Traduction
I. Le cœur loyal et humble, je suis venu vers Amour pour lui montrer les maux douloureux que j’ai subis, cruels et peu communs, à cause du doux visage et des mines amoureuses que m’a montrés ma dame dès le premier regard, lorsqu’elle captura et mon cœur et ma pensée, et que je me suis mis en son haut pouvoir seigneurial.
II. A vous, Amour je veux dire en chantant comment ma dame m’a fait captif, pour quelles raisons et par quels moyens, et où elle m’a enfermé, moi son vassal accompli et loyal — Avec un piètre avantage je suis prisonnier et malheureux — et elle m’a retenu, sans aucune pitié, non pas un an, mais croyez-le bien, il y aura sept ans accomplis lorsque pousseront les premiers brins d’herbe.
III. Bien doucement, Amour, je suis venu devant elle, qui me montrait dans ses yeux un air de gaieté et de loyauté, et par merci — car nul homme de chair et d’os ne pourrait jamais détourner mon désir — et par un sourire plein de douceur elle me fit croire qu’elle aurait bientôt pitié de moi, et je le crus, et fis grande folie !
IV. Car je la distinguai, et je la pris comme la meilleure, selon moi, parmi les plus nobles, et elle m’a gardé en sa demeure par ses grandes qualités qui surpassent toutes les autres, tout comme le soleil mieux que tout autre luminaire nous donne la clarté, je puis bien dire qu’elle aussi est une clarté surpassant toutes les autres.
V. La douce pensée de sa belle et aimable personne rend plus aigus mes douleurs et mes maux, car ceux-ci rendent mes yeux sans valeur à force de pleurer pour sa beauté qui m’est toujours présente ; car il me semble que je la vois en pensée, et par là je connais qu’elle me tuera bel et bien, si bientôt envers moi elle n’adoucit pas son cœur.

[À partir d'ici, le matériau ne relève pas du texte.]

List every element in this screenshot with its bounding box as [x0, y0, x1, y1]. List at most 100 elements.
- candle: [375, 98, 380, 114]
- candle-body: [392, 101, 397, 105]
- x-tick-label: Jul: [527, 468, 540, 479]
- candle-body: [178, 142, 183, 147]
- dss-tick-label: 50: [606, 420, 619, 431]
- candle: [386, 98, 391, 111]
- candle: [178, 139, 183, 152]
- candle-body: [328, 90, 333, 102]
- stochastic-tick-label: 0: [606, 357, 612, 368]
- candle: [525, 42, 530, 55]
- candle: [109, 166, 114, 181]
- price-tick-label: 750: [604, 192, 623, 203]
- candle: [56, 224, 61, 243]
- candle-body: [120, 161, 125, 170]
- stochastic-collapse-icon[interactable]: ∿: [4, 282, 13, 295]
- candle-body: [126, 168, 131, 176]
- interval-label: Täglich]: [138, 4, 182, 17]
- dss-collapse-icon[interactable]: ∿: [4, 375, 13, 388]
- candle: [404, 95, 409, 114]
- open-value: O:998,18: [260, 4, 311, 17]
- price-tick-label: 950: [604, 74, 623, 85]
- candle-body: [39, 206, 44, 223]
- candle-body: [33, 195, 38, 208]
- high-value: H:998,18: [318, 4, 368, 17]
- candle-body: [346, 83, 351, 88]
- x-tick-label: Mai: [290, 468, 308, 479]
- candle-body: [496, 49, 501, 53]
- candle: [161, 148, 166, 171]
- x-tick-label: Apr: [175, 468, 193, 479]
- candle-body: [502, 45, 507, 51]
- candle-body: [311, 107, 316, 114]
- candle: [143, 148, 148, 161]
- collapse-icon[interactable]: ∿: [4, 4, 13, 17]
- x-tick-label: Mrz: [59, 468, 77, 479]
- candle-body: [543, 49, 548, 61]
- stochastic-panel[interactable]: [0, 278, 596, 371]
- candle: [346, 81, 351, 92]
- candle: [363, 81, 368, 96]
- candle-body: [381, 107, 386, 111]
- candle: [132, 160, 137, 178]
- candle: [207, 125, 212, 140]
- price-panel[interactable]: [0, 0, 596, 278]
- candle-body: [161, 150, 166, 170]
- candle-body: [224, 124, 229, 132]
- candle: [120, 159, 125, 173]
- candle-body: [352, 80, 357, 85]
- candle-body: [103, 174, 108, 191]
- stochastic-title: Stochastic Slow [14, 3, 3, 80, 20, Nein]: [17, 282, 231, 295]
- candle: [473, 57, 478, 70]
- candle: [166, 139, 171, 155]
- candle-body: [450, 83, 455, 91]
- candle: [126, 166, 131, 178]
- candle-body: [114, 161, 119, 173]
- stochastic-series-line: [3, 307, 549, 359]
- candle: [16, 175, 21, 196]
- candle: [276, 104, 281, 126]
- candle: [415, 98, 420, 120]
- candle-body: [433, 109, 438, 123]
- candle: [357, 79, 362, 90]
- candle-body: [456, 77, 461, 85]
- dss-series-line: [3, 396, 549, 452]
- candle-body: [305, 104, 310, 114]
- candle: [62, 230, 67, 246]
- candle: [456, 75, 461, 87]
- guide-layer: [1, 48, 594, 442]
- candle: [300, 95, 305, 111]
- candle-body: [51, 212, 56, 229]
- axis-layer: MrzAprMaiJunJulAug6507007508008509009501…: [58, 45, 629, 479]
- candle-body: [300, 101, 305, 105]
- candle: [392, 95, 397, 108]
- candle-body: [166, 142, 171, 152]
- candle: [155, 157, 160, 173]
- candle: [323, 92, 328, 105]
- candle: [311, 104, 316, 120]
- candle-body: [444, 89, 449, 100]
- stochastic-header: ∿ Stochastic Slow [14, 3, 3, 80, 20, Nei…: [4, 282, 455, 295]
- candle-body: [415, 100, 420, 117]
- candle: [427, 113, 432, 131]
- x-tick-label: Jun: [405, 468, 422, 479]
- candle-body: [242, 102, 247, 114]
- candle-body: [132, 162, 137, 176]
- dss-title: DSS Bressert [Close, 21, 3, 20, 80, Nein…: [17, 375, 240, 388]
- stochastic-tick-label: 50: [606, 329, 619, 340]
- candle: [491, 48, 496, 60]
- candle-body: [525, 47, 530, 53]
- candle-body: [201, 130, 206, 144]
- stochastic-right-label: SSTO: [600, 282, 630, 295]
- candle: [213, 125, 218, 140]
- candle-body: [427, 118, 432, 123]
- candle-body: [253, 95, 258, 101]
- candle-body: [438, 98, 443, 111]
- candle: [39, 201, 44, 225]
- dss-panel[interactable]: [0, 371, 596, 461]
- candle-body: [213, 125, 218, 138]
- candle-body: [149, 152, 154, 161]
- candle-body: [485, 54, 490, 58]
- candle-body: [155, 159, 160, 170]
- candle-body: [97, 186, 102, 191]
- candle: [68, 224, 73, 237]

VI. Et donc, Amour, faites ceci pour moi, afin d’être mon égal en bonne volonté, pressetz si bien ma dame que cela lui plaise et qu’elle me le fasse voir, car je l’aime plus que tout au monde, et vous me rendrez pris sur allègre et comblé quand j’aurai elle l’ascendant du seigneur.
VII. A mon Désir, chanson, va-t-en bien vite, et dis-lui que par pitié il lui plaise que je l’aime.